Review: Chase Business Checking Account
Fortunately, there are plenty of checking accounts that do much more than simply keep your finances separate. In fact, Chase offers three different types of checking accounts geared toward small, medium, and large businesses and they all have convenient features. The three types are called Chase Total, Chase Performance, and Chase Platinum.
The primary difference between these accounts is the number of cash deposits, transactions, and wire transfers they allow each month before you start incurring fees. However, there are other, important differences between Chase’s business checking options that we’ll explain in this post.
How to Open a Chase Business Checking Account:
Regardless of the type of Chase account that you choose, you’ll need to provide information about yourself and your business to open an account. The information you’ll need depends on the ownership structure of your business. As a sole proprietor, all you’d need is your driver’s license or state ID, your Social Security number or tax ID number, and your Doing Business as (DBA) certificate.
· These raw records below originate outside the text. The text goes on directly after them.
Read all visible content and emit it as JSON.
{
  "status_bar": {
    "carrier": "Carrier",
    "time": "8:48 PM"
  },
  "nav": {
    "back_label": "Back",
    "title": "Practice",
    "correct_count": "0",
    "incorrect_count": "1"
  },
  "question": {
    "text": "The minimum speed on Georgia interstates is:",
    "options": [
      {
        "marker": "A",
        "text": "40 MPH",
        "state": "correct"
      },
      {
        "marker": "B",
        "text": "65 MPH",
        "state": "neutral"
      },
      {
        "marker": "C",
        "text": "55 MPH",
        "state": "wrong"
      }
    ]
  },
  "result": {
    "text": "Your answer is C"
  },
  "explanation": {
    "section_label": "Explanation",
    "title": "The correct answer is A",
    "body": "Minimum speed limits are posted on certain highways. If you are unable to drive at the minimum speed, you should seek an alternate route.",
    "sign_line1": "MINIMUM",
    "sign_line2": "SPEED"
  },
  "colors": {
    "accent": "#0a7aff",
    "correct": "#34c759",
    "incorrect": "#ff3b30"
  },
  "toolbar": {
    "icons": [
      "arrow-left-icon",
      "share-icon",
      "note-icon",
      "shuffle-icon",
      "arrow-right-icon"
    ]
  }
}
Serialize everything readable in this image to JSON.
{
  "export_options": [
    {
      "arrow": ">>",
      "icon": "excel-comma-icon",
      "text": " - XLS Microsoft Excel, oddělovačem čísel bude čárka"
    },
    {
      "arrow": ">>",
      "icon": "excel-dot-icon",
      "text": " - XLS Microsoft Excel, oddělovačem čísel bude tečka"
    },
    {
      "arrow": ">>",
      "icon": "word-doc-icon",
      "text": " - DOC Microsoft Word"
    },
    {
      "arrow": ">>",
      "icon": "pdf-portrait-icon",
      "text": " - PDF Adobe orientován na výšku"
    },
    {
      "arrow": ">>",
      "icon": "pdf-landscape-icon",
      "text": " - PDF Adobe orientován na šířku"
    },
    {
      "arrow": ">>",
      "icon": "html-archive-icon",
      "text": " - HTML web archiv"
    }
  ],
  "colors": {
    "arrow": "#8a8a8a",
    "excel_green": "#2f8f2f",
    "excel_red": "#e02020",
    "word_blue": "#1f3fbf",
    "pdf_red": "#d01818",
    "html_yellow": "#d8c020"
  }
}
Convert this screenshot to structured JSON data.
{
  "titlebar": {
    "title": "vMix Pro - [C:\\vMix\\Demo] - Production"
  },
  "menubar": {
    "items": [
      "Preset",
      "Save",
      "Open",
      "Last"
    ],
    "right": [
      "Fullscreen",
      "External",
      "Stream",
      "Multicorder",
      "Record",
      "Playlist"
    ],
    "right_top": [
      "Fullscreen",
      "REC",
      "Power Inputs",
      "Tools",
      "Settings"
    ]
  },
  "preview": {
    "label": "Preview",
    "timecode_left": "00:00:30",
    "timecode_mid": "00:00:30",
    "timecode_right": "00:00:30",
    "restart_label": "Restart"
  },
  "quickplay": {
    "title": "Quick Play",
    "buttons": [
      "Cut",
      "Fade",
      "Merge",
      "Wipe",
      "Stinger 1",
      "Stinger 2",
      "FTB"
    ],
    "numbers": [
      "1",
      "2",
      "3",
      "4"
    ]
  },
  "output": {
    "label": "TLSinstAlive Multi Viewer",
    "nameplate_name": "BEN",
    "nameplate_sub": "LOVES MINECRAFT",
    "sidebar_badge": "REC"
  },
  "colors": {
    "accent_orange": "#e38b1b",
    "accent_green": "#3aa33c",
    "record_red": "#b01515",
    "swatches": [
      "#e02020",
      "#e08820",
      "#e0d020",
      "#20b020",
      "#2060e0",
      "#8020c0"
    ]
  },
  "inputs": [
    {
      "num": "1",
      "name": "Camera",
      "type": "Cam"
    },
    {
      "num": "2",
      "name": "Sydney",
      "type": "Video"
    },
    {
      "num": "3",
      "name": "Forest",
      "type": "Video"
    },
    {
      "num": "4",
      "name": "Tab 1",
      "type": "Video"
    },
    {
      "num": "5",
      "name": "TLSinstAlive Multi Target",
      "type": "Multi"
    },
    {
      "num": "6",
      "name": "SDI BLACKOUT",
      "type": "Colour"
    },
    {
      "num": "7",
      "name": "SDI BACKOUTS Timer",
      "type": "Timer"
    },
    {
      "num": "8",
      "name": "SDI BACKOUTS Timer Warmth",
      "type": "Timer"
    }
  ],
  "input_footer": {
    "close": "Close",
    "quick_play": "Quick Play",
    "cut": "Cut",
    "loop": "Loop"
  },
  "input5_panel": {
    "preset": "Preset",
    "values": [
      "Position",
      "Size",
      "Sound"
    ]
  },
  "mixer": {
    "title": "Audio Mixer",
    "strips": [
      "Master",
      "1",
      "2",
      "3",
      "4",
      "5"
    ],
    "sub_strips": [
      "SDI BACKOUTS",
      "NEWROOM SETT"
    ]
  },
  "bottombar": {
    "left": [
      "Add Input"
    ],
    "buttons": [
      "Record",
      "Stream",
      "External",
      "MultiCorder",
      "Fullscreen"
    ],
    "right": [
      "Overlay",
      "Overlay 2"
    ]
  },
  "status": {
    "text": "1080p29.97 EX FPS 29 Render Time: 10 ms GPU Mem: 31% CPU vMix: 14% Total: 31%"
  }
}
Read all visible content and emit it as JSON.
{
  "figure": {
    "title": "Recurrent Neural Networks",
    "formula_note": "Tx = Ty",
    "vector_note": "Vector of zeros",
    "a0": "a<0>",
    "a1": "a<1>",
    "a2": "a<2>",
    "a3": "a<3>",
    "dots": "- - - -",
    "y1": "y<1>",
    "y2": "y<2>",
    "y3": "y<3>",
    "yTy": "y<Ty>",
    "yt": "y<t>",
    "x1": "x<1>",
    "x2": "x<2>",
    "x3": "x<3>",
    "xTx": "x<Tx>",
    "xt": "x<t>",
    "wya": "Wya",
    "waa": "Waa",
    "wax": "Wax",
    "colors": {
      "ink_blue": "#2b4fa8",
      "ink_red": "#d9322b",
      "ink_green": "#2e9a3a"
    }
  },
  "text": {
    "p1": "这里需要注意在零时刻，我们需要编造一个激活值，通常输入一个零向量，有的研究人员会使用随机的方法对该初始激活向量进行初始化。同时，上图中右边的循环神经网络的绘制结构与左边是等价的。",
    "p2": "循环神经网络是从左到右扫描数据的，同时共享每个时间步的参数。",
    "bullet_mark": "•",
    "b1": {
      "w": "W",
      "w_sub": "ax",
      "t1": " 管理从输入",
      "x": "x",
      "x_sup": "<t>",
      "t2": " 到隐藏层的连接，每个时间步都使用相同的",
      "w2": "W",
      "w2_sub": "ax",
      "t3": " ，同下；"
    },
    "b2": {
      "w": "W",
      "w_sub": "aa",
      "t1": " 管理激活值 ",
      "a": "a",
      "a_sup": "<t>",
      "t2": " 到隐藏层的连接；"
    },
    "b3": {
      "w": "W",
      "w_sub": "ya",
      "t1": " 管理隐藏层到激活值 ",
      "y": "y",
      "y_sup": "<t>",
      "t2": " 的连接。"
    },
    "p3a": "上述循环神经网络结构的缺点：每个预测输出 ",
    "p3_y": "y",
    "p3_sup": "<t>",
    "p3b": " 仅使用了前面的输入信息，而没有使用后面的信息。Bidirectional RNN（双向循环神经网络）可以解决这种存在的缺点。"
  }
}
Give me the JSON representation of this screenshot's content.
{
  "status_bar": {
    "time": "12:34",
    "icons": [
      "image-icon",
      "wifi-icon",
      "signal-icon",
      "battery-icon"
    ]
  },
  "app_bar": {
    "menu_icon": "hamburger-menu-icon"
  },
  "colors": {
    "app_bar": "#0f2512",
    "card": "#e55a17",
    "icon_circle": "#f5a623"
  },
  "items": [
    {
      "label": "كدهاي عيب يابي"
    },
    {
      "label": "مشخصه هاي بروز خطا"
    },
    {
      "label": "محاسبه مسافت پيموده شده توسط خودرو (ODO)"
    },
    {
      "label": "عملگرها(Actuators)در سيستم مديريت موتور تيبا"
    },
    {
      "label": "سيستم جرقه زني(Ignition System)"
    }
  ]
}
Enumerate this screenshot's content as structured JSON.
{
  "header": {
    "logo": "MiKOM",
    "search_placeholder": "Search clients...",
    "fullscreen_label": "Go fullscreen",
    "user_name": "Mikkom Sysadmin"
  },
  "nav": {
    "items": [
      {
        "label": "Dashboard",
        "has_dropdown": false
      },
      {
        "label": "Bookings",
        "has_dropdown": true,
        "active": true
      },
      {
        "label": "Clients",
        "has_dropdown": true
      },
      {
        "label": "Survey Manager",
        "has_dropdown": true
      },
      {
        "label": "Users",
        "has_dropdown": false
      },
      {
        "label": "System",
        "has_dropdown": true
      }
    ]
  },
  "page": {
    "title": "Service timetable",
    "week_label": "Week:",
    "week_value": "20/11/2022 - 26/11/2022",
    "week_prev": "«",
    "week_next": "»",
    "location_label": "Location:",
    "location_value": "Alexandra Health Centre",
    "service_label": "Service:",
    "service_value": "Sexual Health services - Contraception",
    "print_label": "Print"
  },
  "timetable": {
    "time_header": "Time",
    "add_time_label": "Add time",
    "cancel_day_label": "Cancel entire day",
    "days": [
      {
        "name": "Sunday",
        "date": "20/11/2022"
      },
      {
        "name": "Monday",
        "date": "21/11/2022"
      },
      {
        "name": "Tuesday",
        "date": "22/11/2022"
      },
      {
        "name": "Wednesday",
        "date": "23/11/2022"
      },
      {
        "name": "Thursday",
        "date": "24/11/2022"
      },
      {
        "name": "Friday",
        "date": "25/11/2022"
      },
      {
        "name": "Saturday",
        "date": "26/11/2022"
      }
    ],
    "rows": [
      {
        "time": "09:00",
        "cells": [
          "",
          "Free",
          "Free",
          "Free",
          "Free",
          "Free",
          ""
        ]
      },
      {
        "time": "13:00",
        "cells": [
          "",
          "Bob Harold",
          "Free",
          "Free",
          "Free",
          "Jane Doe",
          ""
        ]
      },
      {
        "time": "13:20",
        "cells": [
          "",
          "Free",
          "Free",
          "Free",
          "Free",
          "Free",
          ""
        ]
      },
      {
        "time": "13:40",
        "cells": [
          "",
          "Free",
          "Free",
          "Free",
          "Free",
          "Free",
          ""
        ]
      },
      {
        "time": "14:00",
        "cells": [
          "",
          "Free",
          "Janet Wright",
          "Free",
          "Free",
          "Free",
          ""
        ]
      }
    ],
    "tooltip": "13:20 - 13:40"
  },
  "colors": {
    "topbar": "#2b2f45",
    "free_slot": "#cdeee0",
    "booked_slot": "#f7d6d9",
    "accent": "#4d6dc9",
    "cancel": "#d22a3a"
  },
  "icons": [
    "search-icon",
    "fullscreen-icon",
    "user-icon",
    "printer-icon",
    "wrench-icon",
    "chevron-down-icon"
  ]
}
If you own an LLC or corporation, you’ll need a driver’s license or state ID plus Social Security numbers and personal information for any senior managers and every owner with 10 percent or more in ownership. In addition to that, your business’s Articles of Incorporation or Certificate of Formation will be required.
Chase Business Checking Account Options:
1. Chase Total Business Checking
As mentioned, Chase’s Total Business Checking account is meant for small businesses. With this account, you get the fewest number of free deposits, transactions, and wire transfers. The exact numbers are:
- $5,000 free cash deposits per statement cycle
- 100 free transactions per month
- Zero free wire transfers
You can also receive funds and make unlimited electronic deposits with this account. Moreover, it should be fairly easy to avoid paying the monthly service fee on this account. All you have to do is maintain a minimum daily balance of $1500. Alternatively, you could have the fee waived if you decide to open and link a Chase Private Client Checking or Chase Sapphire Checking personal account.
2. Chase Performance Business Checking
In exchange for a higher monthly service fee, the Chase Performance Business Checking account provides more deposits, transactions, and wire transfers for no fee. The breakdown on these limits is as follows:
- $20,000 free cash deposits per statement cycle
- 250 free transactions per month
- Unlimited incoming wire transfers for free and two outgoing, domestic wires per month.
You can avoid the monthly service fee on this account by maintaining a combined average daily balance of $35,000 or more in your qualifying Chase business accounts. In addition to the increased numbers of free transactions, this account also comes with personal account benefits and free access to Chase’s Positive Pay and Reverse Positive Pay Protection services
3. Chase Platinum Business Checking
As you’d expect, to serve the needs of big business, the Chase Platinum Business Checking account provides the highest number of free transactions, wire transfers, and cash deposits. That includes:
- $25,000 free cash deposits per statement cycle
- 500 free transactions per month
- Unlimited incoming wire transfers for free and four outgoing, domestic wires per month.
At $95, the monthly service fee is also the highest, but it’ll be waived if you maintain a combined average daily balance of $100,000 or more in business investment balances and deposits. This account comes with all the perks of the Chase Performance Business Checking, plus:
- Reduced balance requirement for Chase Private Clients
- No monthly service fee on linked Chase Business Premier Savings accounts.
If you’re interested in opening a business checking account, one of these Chase accounts should meet your needs. Of course, that doesn’t mean you shouldn’t explore other options to see if there might be a better fit for you.
If you decide to open an account with Chase, remember that the specifics of these accounts may vary depending on your location. That said, wherever you open an account, the features and perks will generally be very similar.
Editorial Note: Any opinions, analyses, reviews or recommendations expressed in this article are those of the author's alone, and have not been reviewed, approved, or otherwise endorsed by any of these entities.